In particular, there are no
reputational issues at stake and the prospect of the estate achieving anything
in the appellate process
appears to be remote.
- [23] For these
reasons, we have reached the clear view that it would not be in the interests of
justice to grant the application.
Result
- [24] The
application for continuance is declined.
Solicitors:
Crown Law Office | Te Tari Ture o te Karauna, Wellington for Respondent
[1] R v Henriksen DC
Hamilton CRI-2009-075-1023, 13 July 2012.
[2] At [5]–[7].
[3] At [7] and [9] applying R v
Fatu [2005] NZCA 278; [2006] 2 NZLR 72 (CA).
[4] At [12].
[5] At [9].
[6] At [12].
[7] Ellis v R (Continuance)
[2022] NZSC 114, [2022] 1 NZLR 239.
[8] At [52] per Glazebrook J,
[214]–[215] per Winkelmann CJ, [236] per Williams J and [294]

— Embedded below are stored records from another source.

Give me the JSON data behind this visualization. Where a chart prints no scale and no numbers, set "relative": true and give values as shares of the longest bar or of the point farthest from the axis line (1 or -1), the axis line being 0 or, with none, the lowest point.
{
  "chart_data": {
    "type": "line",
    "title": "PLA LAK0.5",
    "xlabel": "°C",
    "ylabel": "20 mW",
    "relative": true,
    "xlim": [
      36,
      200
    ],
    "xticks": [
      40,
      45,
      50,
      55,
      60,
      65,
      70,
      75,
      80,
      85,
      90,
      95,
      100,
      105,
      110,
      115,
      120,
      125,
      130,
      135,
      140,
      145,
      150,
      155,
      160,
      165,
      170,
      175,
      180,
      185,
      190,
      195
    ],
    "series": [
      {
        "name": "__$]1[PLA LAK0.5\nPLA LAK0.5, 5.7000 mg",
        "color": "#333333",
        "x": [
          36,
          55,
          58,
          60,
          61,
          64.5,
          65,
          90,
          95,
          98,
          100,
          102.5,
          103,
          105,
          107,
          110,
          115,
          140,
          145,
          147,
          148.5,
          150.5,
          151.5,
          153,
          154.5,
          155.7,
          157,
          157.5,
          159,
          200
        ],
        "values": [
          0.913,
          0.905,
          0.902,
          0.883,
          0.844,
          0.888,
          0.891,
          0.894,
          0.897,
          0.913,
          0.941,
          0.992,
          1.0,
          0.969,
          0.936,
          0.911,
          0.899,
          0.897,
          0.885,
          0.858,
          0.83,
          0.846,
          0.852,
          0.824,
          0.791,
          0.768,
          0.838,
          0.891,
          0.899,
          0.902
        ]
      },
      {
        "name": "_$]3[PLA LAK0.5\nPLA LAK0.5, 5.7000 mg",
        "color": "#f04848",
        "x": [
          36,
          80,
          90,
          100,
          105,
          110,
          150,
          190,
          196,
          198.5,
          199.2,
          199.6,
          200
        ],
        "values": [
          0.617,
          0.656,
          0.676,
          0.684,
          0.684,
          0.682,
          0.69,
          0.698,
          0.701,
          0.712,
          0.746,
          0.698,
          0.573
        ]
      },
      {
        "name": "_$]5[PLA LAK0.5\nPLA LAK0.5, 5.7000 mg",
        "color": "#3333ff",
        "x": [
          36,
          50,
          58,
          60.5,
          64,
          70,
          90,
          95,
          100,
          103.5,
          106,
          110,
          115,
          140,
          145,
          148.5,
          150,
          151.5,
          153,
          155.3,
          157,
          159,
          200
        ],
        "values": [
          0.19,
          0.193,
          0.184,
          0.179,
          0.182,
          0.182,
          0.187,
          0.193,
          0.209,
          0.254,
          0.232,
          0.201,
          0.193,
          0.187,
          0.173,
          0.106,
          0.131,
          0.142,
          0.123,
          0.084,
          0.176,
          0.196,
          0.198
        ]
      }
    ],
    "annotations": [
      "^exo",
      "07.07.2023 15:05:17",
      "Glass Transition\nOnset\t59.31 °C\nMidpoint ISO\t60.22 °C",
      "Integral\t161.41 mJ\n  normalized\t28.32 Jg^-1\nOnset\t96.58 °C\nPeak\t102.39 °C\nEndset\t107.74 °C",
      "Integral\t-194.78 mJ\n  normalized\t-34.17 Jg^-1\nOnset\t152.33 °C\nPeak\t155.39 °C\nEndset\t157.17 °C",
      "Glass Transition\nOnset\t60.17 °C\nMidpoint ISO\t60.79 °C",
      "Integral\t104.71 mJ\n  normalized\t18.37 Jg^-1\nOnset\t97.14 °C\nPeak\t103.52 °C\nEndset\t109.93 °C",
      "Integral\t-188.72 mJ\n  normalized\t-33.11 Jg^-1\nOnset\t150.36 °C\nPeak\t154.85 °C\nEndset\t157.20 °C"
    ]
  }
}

per O’Regan and Arnold JJ.
[9] At [48] and [57] per
Glazebrook J, [152] per Winkelmann CJ, [233] per Williams J and [294]
per O’Regan and Arnold JJ.
[10] At [57] per Glazebrook J
and [278] and [292]–[293] per O’Regan and Arnold JJ.
[11] At [58] per Glazebrook J
and [278] per O’Regan and Arnold JJ.
[12] At [144] per Glazebrook J,
[210] per Winkelmann CJ, [256] per Williams J and [315] per O’Regan and
Arnold JJ.
[13] At [210] per Winkelmann CJ
and [236] per Williams J. But see [311] for O’Regan and
Arnold JJ’s view.
[14] Citing R v Qiu
[2007] NZSC 51, [2008] 1 NZLR 1.
[15] R v Connelly [2008]
NZCA 550.
[16] At [14].
[17] See for example Ellis v
R (Continuance), above n 7, at [187] and [201] per Winkelmann CJ.